Computational and combinatorial design of protein-based inhibitors of human tyrosyl-DNA phosphodiesterase

Computer programs emulating protein-protein interactions were implemented to design novel protein inhibitors (designer proteins) of human tyrosyl-DNA phosphodiesterase (Tdp1, target protein). In the first of two calculations, the Geometric Recognition Algorithm was used to find orientations of high surface complementarity between designer and target proteins. In the second calculation, protein design algorithms were used to computationally mutate specific positions within the designer protein at the interfacial boundary such that protein-protein interactions were optimized.
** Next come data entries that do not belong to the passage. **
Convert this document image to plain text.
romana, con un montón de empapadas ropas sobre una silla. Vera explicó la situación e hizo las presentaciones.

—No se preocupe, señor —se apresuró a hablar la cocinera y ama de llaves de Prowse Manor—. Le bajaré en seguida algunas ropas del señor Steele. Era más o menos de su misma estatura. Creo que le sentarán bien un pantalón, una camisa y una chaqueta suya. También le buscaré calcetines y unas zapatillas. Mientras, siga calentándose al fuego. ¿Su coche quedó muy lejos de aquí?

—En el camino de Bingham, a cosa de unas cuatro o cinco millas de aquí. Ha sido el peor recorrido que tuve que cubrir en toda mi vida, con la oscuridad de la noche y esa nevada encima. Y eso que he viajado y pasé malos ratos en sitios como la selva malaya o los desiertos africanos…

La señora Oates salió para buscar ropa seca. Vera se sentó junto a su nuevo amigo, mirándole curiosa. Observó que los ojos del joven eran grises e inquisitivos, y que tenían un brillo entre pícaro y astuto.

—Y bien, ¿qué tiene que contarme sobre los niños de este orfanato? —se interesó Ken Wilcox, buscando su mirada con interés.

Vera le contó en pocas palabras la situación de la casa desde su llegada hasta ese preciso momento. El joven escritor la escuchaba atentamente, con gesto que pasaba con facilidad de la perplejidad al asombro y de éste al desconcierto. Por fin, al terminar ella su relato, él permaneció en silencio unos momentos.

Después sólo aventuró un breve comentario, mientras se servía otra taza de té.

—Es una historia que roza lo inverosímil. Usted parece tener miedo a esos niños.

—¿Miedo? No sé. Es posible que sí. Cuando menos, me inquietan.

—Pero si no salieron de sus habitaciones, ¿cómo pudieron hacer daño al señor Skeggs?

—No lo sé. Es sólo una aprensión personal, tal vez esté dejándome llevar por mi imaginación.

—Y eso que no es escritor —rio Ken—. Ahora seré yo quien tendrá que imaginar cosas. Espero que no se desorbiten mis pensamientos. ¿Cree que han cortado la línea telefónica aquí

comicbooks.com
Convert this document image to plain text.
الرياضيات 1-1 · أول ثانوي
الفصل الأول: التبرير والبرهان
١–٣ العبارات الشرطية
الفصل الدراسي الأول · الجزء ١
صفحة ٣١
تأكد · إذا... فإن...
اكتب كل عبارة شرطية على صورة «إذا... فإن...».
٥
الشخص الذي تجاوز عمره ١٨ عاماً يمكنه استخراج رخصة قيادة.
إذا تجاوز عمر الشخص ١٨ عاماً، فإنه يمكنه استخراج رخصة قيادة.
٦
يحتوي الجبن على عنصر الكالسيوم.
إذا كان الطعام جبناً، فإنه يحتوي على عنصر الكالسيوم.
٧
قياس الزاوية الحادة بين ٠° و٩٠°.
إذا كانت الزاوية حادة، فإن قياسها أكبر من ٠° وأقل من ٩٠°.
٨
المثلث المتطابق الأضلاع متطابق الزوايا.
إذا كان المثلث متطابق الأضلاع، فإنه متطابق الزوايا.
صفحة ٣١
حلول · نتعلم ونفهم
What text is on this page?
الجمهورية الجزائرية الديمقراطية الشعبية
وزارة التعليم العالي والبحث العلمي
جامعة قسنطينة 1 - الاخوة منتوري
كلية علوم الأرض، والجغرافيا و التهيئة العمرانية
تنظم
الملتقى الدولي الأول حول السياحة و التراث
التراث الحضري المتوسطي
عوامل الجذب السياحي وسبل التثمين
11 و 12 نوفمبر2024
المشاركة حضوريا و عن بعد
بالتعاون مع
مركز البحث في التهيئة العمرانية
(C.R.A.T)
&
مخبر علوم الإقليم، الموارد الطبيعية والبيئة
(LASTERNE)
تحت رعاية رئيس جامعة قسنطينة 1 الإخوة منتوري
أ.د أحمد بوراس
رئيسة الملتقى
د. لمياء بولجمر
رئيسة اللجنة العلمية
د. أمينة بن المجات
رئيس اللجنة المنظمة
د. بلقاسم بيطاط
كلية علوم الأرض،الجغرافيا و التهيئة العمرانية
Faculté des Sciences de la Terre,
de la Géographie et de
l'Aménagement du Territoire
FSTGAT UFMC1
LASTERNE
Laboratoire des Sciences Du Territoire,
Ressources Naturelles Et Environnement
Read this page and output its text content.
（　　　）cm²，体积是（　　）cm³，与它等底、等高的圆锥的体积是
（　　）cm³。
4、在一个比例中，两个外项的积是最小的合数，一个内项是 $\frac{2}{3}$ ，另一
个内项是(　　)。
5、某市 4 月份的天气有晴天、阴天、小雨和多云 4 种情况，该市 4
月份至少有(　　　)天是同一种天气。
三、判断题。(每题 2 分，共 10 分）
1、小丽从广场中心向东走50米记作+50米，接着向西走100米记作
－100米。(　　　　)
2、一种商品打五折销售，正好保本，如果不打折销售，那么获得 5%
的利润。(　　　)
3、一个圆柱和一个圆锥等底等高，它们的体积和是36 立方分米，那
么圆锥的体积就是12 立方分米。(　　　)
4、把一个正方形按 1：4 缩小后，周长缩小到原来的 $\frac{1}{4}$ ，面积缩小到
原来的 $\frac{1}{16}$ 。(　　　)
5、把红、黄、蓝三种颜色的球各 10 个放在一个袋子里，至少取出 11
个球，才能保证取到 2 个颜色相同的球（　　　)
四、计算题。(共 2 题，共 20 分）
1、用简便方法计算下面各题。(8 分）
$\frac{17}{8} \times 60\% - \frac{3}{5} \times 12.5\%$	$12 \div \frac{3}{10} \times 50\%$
Molecular biology tools were used to physically generate target and designer proteins and test their specific binding properties. Phage display methods were also used to select improved designer proteins with higher binding affinity. Computationally-generated variants had increased binding affinity to the target compared to the wild type parent designer protein. A phage variant had increased binding affinity to the target compared to the computationally-generated parent.; Designer proteins were computationally docked to the target protein such that their positioning would prevent the target from association with its substrate. Therefore, designer proteins were tested for their inhibitory properties by applying them to a tyrosyl-DNA phosphodiesterase catalytic activity assay. Inhibition was not observed. However, tyrosyl-DNA phosphodiesterase processes the in vitro substrate utilized in a diffusion-limited manner, which renders any findings herein inconclusive.; This project was a test of computer-assisted protein design methods and allowed for a comparison of the relative merits of rational and combinatorial protein design techniques. The methods described in this work are intended as a first round of rational and combinatorial design. Designed protein variants with improved binding properties can be used as input to a second round of computational design. Methods can be refined and repeated in an iterative process, each iteration producing a protein variant with improved binding characteristics.